I think the genealogical community has not fully internalized this yet. We treat DNA testing as an optional add-on, a hobby decision, something to consider when one is interested in ancestry research. The framing I want to argue for is different: DNA is part of the record. The DNA of every living member of our families' older generations is documentary material that is, right now, available to be preserved — and that will, with certainty, become unavailable. The only question is when.

What this means practically is that the calculus of "should I test my elderly parent?" should not be "do I want to do genealogy research right now?" It should be "is this a record I want my family to have permanently?" If the answer is yes — and for most of us, on reflection, the answer is yes — then the time to act is the same time we'd act to copy any other record at risk of being lost. Now. While it can still be done.

Speaking from the experience of having done this — and having failed to do it in time, in the case of my father — here is what I would tell any genealogist whose older relatives are still living:

The reconstruction of my father is not finished. The current research kit was built from four sibling kits — three at 23andMe, plus Annette's FTDNA kit — and validated against my fifth sibling Eileen's Ancestry kit, which provides independent platform validation but is not part of the reconstruction. Coverage stands at approximately 85–90% of his paternal genome.

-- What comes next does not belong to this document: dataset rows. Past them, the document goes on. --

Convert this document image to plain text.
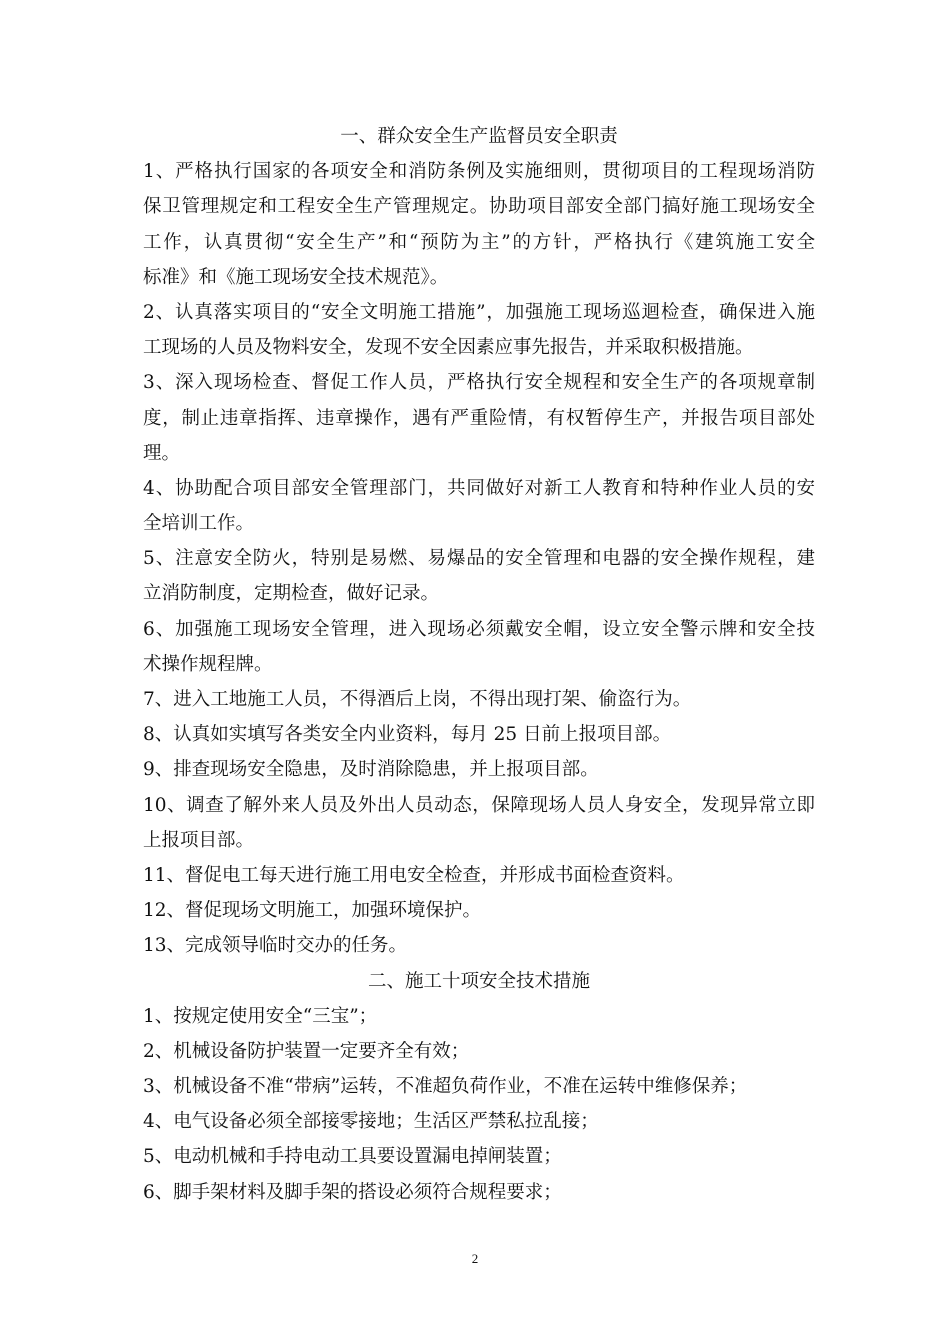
一、群众安全生产监督员安全职责
1、严格执行国家的各项安全和消防条例及实施细则，贯彻项目的工程现场消防
保卫管理规定和工程安全生产管理规定。协助项目部安全部门搞好施工现场安全
工作，认真贯彻“安全生产”和“预防为主”的方针，严格执行《建筑施工安全
标准》和《施工现场安全技术规范》。
2、认真落实项目的“安全文明施工措施”，加强施工现场巡迴检查，确保进入施
工现场的人员及物料安全，发现不安全因素应事先报告，并采取积极措施。
3、深入现场检查、督促工作人员，严格执行安全规程和安全生产的各项规章制
度，制止违章指挥、违章操作，遇有严重险情，有权暂停生产，并报告项目部处
理。
4、协助配合项目部安全管理部门，共同做好对新工人教育和特种作业人员的安
全培训工作。
5、注意安全防火，特别是易燃、易爆品的安全管理和电器的安全操作规程，建
立消防制度，定期检查，做好记录。
6、加强施工现场安全管理，进入现场必须戴安全帽，设立安全警示牌和安全技
术操作规程牌。
7、进入工地施工人员，不得酒后上岗，不得出现打架、偷盗行为。
8、认真如实填写各类安全内业资料，每月 25 日前上报项目部。
9、排查现场安全隐患，及时消除隐患，并上报项目部。
10、调查了解外来人员及外出人员动态，保障现场人员人身安全，发现异常立即
上报项目部。
11、督促电工每天进行施工用电安全检查，并形成书面检查资料。
12、督促现场文明施工，加强环境保护。
13、完成领导临时交办的任务。
二、施工十项安全技术措施
1、按规定使用安全“三宝”；
2、机械设备防护装置一定要齐全有效；
3、机械设备不准“带病”运转，不准超负荷作业，不准在运转中维修保养；
4、电气设备必须全部接零接地；生活区严禁私拉乱接；
5、电动机械和手持电动工具要设置漏电掉闸装置；
6、脚手架材料及脚手架的搭设必须符合规程要求；
2
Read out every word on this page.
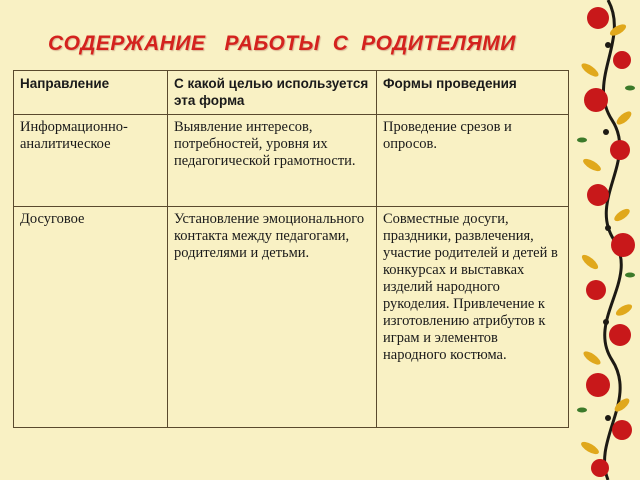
СОДЕРЖАНИЕ   РАБОТЫ  С  РОДИТЕЛЯМИ
Направление	С какой целью используется эта форма	Формы проведения
Информационно-аналитическое	Выявление интересов, потребностей, уровня их педагогической грамотности.	Проведение срезов и опросов.
Досуговое	Установление эмоционального контакта между педагогами, родителями и детьми.	Совместные досуги, праздники, развлечения, участие родителей и детей в конкурсах и выставках изделий народного рукоделия. Привлечение к изготовлению атрибутов к играм и элементов народного костюма.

I am now in the process of adding Eileen's data as a separate clade to extend the reconstruction's coverage. The original reconstruction used in the Donaghmoyne Network case study will not be changed — that kit has been validated, the analysis has been published, and the methodology is documented. The new combined-clade reconstruction will exist alongside it as a separate research kit, available for use when specific paternal coverage gaps are identified that the original reconstruction does not capture. Both kits will live on GEDmatch. Both will continue to do work.

I do not expect the reconstruction to ever be 100% complete. There will always be segments of him that none of his six children inherited, segments that exist only in untested children or in the absent siblings he might have had under different circumstances, segments that are not recoverable. That is not a failure of the methodology. It is a reminder that biological inheritance is itself partial — that no child carries everything, that no reconstruction can recover what no living person inherited.

What the reconstruction does do, what my mother's preserved kit does, what Annette's FTDNA test does, what every kit my family has gathered does, is keep them present in the work I continue. They answer questions when I ask. They show up in the cluster analyses. They cheer me on, in the only way the dead can cheer the living, by being available to be consulted. They are still part of how the research moves forward.